The talk of the town has all been about Renée Fleming’s final Marschallin at the Met and while that is a special moment in the diva’s career, Garanča’s performances as Octavian mark her final turn in the opera and her final trouser role. It will also be the first time the mezzo works with Fleming, something that in and of itself is special.
Garanča has made Octavian a signature for years performing the opera in Berlin and Vienna to great acclaim. Of her Octavian critics have raved and said, “Garanča’s voice is rich and plummy, perfect for the cultured Octavian” and “She sang beautifully throughout.” For Met audiences, this will be the first time the mezzo takes on the role with the company and it will be her only performances at the house in two years. As a result, this is a show that cannot be missed.
Met audiences first saw Garanča in 2008 when she sang Rosina in Rossini’s “Il Barbiere di Siviglia.” Her subsequent production came a season later when she brought her Angelina in Rossini’s “La Cenerentola” to life. The opera was broadcast live in HD. That was followed by Carmen in Bizet’s opera, a run of performances that brought her to the fore of the operatic elite and which made her a draw to Met audiences. Not only was her rendition voluptuous and riveting, but it proved a unique and revelatory interpretation. New York audiences also had a chance to see her in Mascagni’s “La Navarraise” and were also treated to her Sesto in Mozart’s “La Clemenza di Tito.” Her most recent account of Sara in Donizetti’s “Roberto Devereux” was spellbinding and even threatened to steal the show from a superstar cast.

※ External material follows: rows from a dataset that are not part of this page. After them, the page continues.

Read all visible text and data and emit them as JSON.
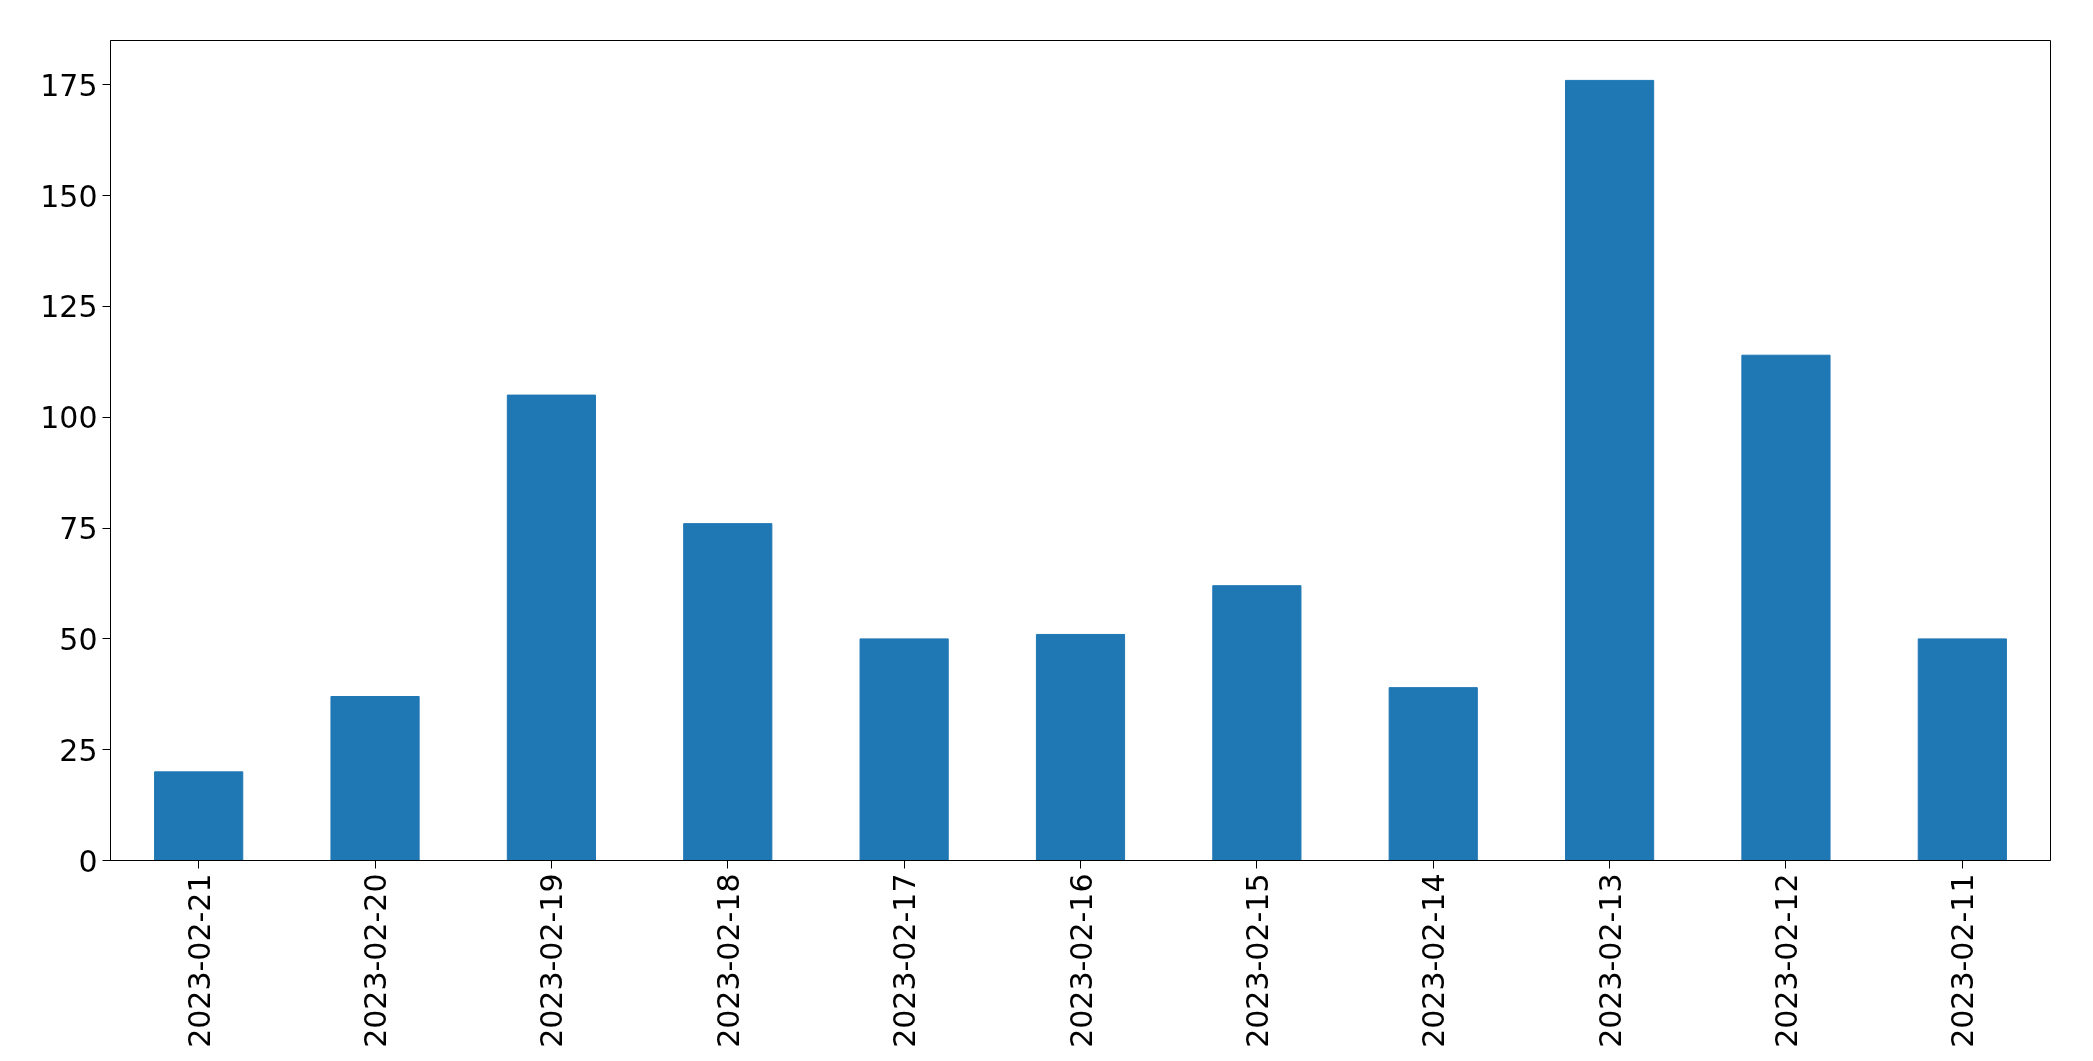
{
  "chart_data": {
    "type": "bar",
    "categories": [
      "2023-02-21",
      "2023-02-20",
      "2023-02-19",
      "2023-02-18",
      "2023-02-17",
      "2023-02-16",
      "2023-02-15",
      "2023-02-14",
      "2023-02-13",
      "2023-02-12",
      "2023-02-11"
    ],
    "values": [
      20,
      37,
      105,
      76,
      50,
      51,
      62,
      39,
      176,
      114,
      50
    ],
    "color": "#1f77b4",
    "ylim": [
      0,
      185
    ],
    "yticks": [
      0,
      25,
      50,
      75,
      100,
      125,
      150,
      175
    ],
    "grid": false
  }
}
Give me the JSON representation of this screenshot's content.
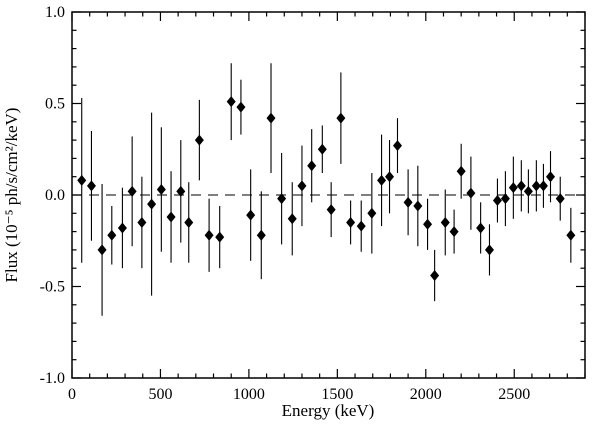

Recently Garanča released an album, “Revive,” which showcased another side of her voice and emphasized the darker and more dramatic colors that audiences have been longing to hear from her. Her most recent forays in the dramatic repertoire have included Leonore in Donizetti’s “La Favorite” and Santuzza in Mascagni’s “Cavalleria Rusticana. She makes debuts as Eboli on Verdi’s “Don Carlos” and Dalila in Saint-Saens’s “Samson et Dalila” next season.